A marlin is a fish from the family Istiophoridae (includes about 10 species). It has an elongated body, a spear-like snout or bill, and a long, rigid dorsal fin which extends forward to form a crest. Its common name is thought to derive from its resemblance to a sailor's marlinspike. Even more so than their close relatives, the scombrids, marlins are fast swimmers, reaching speeds of about 80 km/h (50 mph).

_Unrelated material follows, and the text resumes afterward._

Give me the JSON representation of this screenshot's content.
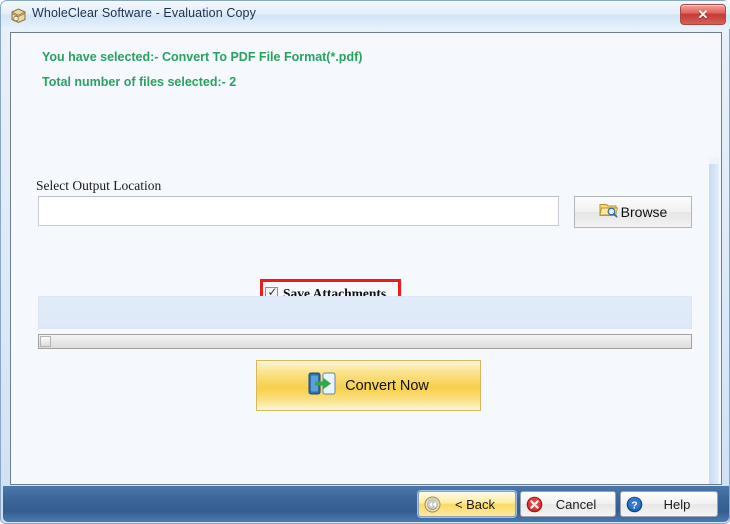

The larger species include the Atlantic blue marlin, Makaira nigricans, which can reach 5 m (16.4 ft) in length and 818 kg (1,803 lb) in weight and the black marlin, Istiompax indica, which can reach in excess of 5 m (16.4 ft) in length and 670 kg (1,480 lb) in weight. They are popular sporting fish in tropical areas.
In the Nobel Prize-winning author Ernest Hemingway's 1952 novel The Old Man and the Sea, the central character of the work is an aged Cuban fisherman who, after 84 days without success on the water, heads out to sea to break his run of bad luck. On the 85th day, Santiago, the old fisherman, hooks a resolute marlin; what follows is a great struggle between man, sea creature, and the elements.
Frederick Forsyth's story The Emperor, in the collection No Comebacks, tells of a bank manager named Murgatroyd who catches a marlin and is acknowledged by the islanders of Mauritius as a master fisherman.